Adalah Haji Parno, warga Cicinde Utara yang memulai upaya pemanfaatan limbah ikan. Ia bukan hanya mengolah limbah, tapi juga dikembangkan dengan beternak lele. Limbah ikan yang tidak digunakan dalam proses pemindangan seperti kepala dan jerohan atau organ bagian dalam ikan, yang semula dibuang kini dimanfaatkan untuk pakan lele. Ditempat ini, limbah itu juga direbus terlebih dahulu.

Pakan dari limbah ikan yang sudah diolah ini, menjadi santapan bagi ribuan lele yang tersebar disekitar tiga ratusan kolam di desa. Sedikitnya, 150 KK mendapat nilai tambah dengan memanfaatkan limbah ikan dan beternak lele. Bahkan bagi mereka yang tidak memiliki kolam lele, hasil olah limbah ikannya dihargai 40 ribu rupiah per karungnya.

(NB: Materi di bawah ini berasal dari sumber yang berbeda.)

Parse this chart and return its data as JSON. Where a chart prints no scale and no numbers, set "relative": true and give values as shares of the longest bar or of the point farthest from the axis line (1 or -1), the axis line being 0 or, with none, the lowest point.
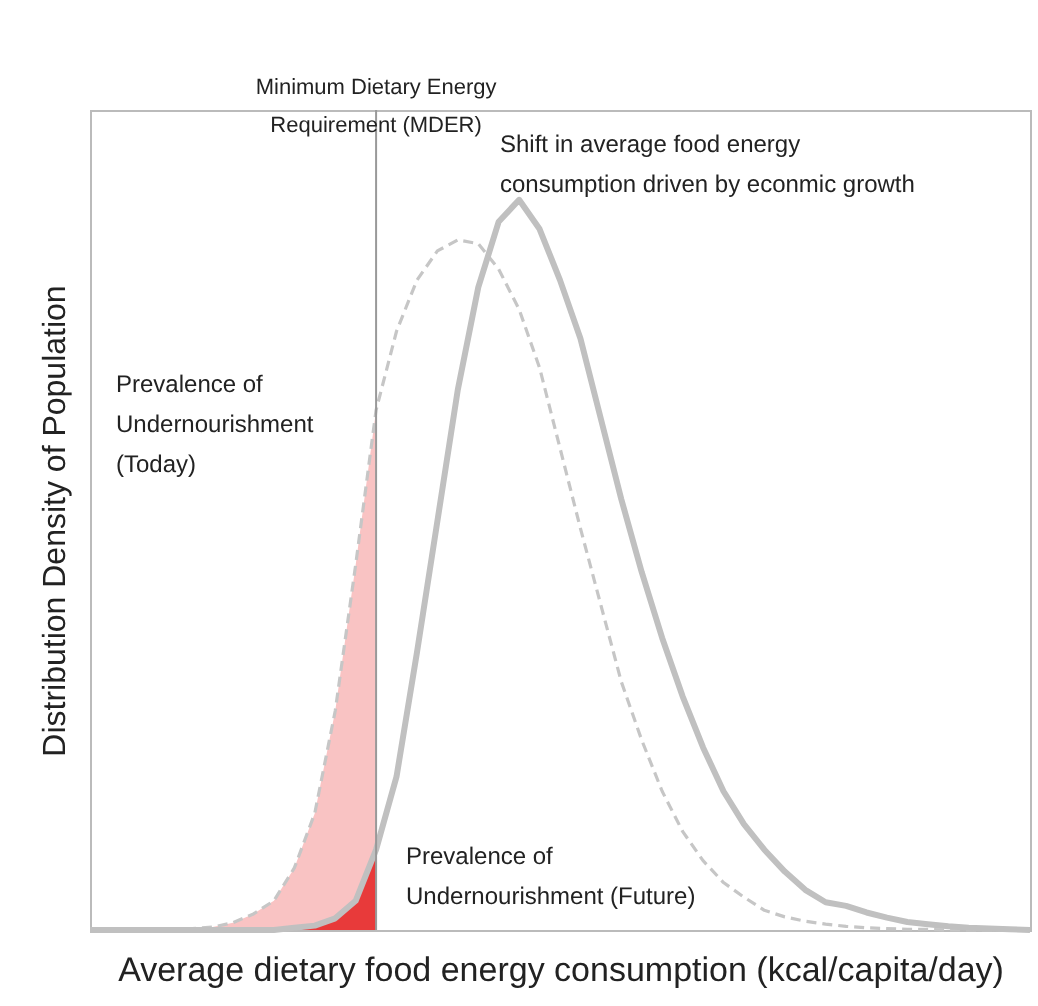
{
  "chart_data": {
    "type": "line",
    "relative": true,
    "xlabel": "Average dietary food energy consumption (kcal/capita/day)",
    "ylabel": "Distribution Density of Population",
    "categories": [
      null,
      null,
      null,
      null,
      null,
      null,
      null,
      null,
      null,
      null,
      null,
      null,
      null,
      null,
      null,
      null,
      null,
      null,
      null,
      null,
      null,
      null,
      null,
      null,
      null,
      null,
      null,
      null,
      null,
      null,
      null,
      null,
      null,
      null,
      null,
      null,
      null,
      null,
      null,
      null,
      null,
      null,
      null,
      null,
      null,
      null,
      null
    ],
    "tick_labels": false,
    "series": [
      {
        "type": "area",
        "color": "#f9c3c3",
        "values": [
          0,
          0,
          0,
          0.001,
          0.001,
          0.002,
          0.004,
          0.01,
          0.022,
          0.04,
          0.085,
          0.16,
          0.3,
          0.5,
          0.712,
          null,
          null,
          null,
          null,
          null,
          null,
          null,
          null,
          null,
          null,
          null,
          null,
          null,
          null,
          null,
          null,
          null,
          null,
          null,
          null,
          null,
          null,
          null,
          null,
          null,
          null,
          null,
          null,
          null,
          null,
          null,
          null
        ]
      },
      {
        "type": "area",
        "color": "#e83a3a",
        "values": [
          0,
          0,
          0,
          0,
          0,
          0,
          0,
          0,
          0,
          0,
          0.003,
          0.006,
          0.016,
          0.04,
          0.11,
          null,
          null,
          null,
          null,
          null,
          null,
          null,
          null,
          null,
          null,
          null,
          null,
          null,
          null,
          null,
          null,
          null,
          null,
          null,
          null,
          null,
          null,
          null,
          null,
          null,
          null,
          null,
          null,
          null,
          null,
          null,
          null
        ]
      },
      {
        "color": "#c6c6c6",
        "line_style": "dashed",
        "values": [
          0,
          0,
          0,
          0.001,
          0.001,
          0.002,
          0.004,
          0.01,
          0.022,
          0.04,
          0.085,
          0.16,
          0.3,
          0.5,
          0.712,
          0.82,
          0.89,
          0.93,
          0.945,
          0.94,
          0.905,
          0.85,
          0.77,
          0.66,
          0.55,
          0.445,
          0.34,
          0.26,
          0.19,
          0.135,
          0.095,
          0.065,
          0.045,
          0.027,
          0.018,
          0.012,
          0.008,
          0.005,
          0.003,
          0.002,
          0.001,
          0.001,
          0,
          0,
          0,
          0,
          0
        ]
      },
      {
        "color": "#c0c0c0",
        "line_style": "solid",
        "values": [
          0,
          0,
          0,
          0,
          0,
          0,
          0,
          0,
          0,
          0,
          0.003,
          0.006,
          0.016,
          0.04,
          0.11,
          0.21,
          0.38,
          0.56,
          0.74,
          0.88,
          0.97,
          1,
          0.96,
          0.89,
          0.81,
          0.7,
          0.59,
          0.49,
          0.4,
          0.32,
          0.25,
          0.19,
          0.145,
          0.11,
          0.08,
          0.055,
          0.038,
          0.033,
          0.024,
          0.017,
          0.011,
          0.008,
          0.005,
          0.003,
          0.002,
          0.001,
          0
        ]
      }
    ],
    "annotations": [
      "Minimum Dietary Energy Requirement (MDER)",
      "Shift in average food energy consumption driven by econmic growth",
      "Prevalence of Undernourishment (Today)",
      "Prevalence of Undernourishment (Future)"
    ]
  }
}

Pemasukan tambahan yang sebelumnya tidak terbayangkan.

Dari upaya coba-coba yang dilakukan Haji Parno dengan memanfaatkan limbah sisa pengolahan ikan pindang ini, kini ternyata berkembang serius. Karena pengolahan limbah ikan pula, Desa Cicinde kini juga dikenal sebagai desa peternak lele, yang selain dipasarkan ke pasar-pasar sekitar juga telah menembus ibukota.

Saat-saat panen, adalah saat yang dinanti para pemilik kolam untuk mengetahui seberapa besar lele peliharaan mereka. Pemandangan saat panen, yang biasa mereka sebut "ngangkat", juga menjadi tontonan menarik bagi warga sekitar.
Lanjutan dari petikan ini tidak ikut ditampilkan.